1-3 is too short but they aren’t making new A100s, theres 8 in a server and when one goes bad what do you do? you wont be able to renew a support contract. if you wanna diy you eventually you have to start consolidating pick and pulls. maybe the vendors will buy them back from people who want to upgrade and resell them. this is the issue we are seeing with A100s and we are trying to see what our vendor will offer for support.

They're no longer energy competitive. I.e. the amount of power per compute exceeds what is available now.

It's like if your taxi company bought taxis that were more fuel efficient every year.

  • Margins are typically not so razor thin that you cannot operate with technology from one generation ago. 15 vs 17 mpg is going to add up over time, but for a taxi company it's probably not a lethal situation to be in.

  • If a taxi company did that every year, they'd be losing a lot of money. Of course new cars and cards are cheaper to operate than old ones, but is that difference enough to offset buying a new one every one to three years?

    • >If a taxi company did that every year, they'd be losing a lot of money. Of course new cars and cards are cheaper to operate than old ones, but is that difference enough to offset buying a new one every one to three years?

      That's where the analogy breaks. There are massive efficiency gains from new process nodes, which new GPUs use. Efficiency improvements for cars are glacial, aside from "breakthroughs" like hybrid/EV cars.

    • >offset buying a new one every one to three years?

      Isn't that precisely how leasing works? Also, don't companies prefer not to own hardware for tax purposes? I've worked for several places where they leased compute equipment with upgrades coming at the end of each lease.

      6 replies →

    • If there was a new taxi every other year that could handle twice as many fares, they might. That’s not how taxis work but that is how chips work.

  • Nvidia has plenty of time and money to adjust. They're already buying out upstart competitors to their throne.

    It's not like the CUDA advantage is going anywhere overnight, either.

    Also, if Nvidia invests in its users and in the infrastructure layouts, it gets to see upside no matter what happens.

Not saying your wrong. A few things to consider:

(1) We simply don't know what the useful life is going to be because of how new the advancements of AI focused GPUs used for training and inference.

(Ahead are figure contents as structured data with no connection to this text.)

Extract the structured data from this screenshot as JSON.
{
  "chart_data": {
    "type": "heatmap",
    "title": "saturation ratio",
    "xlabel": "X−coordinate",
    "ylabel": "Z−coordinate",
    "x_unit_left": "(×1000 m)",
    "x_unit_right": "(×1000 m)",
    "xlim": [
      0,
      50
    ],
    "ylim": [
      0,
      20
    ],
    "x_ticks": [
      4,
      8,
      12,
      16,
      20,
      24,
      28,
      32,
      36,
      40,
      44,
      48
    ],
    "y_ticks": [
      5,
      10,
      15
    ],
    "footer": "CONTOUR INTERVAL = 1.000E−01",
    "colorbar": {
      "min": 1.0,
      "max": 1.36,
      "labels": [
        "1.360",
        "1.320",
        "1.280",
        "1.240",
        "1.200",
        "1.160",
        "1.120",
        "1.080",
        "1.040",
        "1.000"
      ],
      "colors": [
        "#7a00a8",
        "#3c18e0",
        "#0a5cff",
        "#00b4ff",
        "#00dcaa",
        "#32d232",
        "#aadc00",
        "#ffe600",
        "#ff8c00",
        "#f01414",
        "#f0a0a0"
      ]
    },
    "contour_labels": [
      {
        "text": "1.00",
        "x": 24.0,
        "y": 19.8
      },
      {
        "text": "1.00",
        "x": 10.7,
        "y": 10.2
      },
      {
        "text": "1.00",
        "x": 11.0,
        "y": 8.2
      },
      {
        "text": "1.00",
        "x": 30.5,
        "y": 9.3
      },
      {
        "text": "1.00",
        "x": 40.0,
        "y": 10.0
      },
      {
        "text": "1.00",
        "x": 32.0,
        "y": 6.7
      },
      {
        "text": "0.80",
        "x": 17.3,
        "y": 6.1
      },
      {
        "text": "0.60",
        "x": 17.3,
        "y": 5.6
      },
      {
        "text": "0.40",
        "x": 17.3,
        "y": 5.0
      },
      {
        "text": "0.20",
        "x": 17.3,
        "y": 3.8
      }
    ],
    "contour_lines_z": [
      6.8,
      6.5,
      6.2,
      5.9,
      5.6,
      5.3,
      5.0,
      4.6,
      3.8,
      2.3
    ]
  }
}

(2) Warranties and service. Most enterprise hardware has service contracts tied to purchases. I haven't seen anything publicly disclosed about what these contracts look like, but the speculation is that they are much more aggressive (3 years or less) than typical enterprise hardware contracts (Dell, HP, etc.). If it gets past those contracts the extended support contracts can typically get really pricey.

(3) Power efficiency. If new GPUs are more power efficient this could be huge savings on energy that could necessitate upgrades.

  • Nvidia is moving to a 1 year release life cycle for data center, and in Jensen's words once a new gen is released you lose money for being on the older hardware. It makes no longer financially sense to run it.

  • based on my napkin math, an H200 needs to run for 4 years straight at maximum power (10.2 kW) to consume its own price of $35k worth of energy (based on 10 cents per kWh)

If power is the bottleneck, it may make business sense to rotate to a GPU that better utilizes the same power if the newer generation gives you a significant advantage.

From an accounting standpoint, it probably makes sense to have their depreciation be 3 years. But yeah, my understanding is that either they have long service lives, or the customers sell them back to the distributor so they can buy the latest and greatest. (The distributor would sell them as refurbished)

I think the story is less about the GPUs themselves, and more about the interconnects for building massive GPU clusters. Nvidia just announced a massive switch for linking GPUs inside a rack. So the next couple of generations of GPU clusters will be capable of things that were previously impossible or impractical.

This doesn't mean much for inference, but for training, it is going to be huge.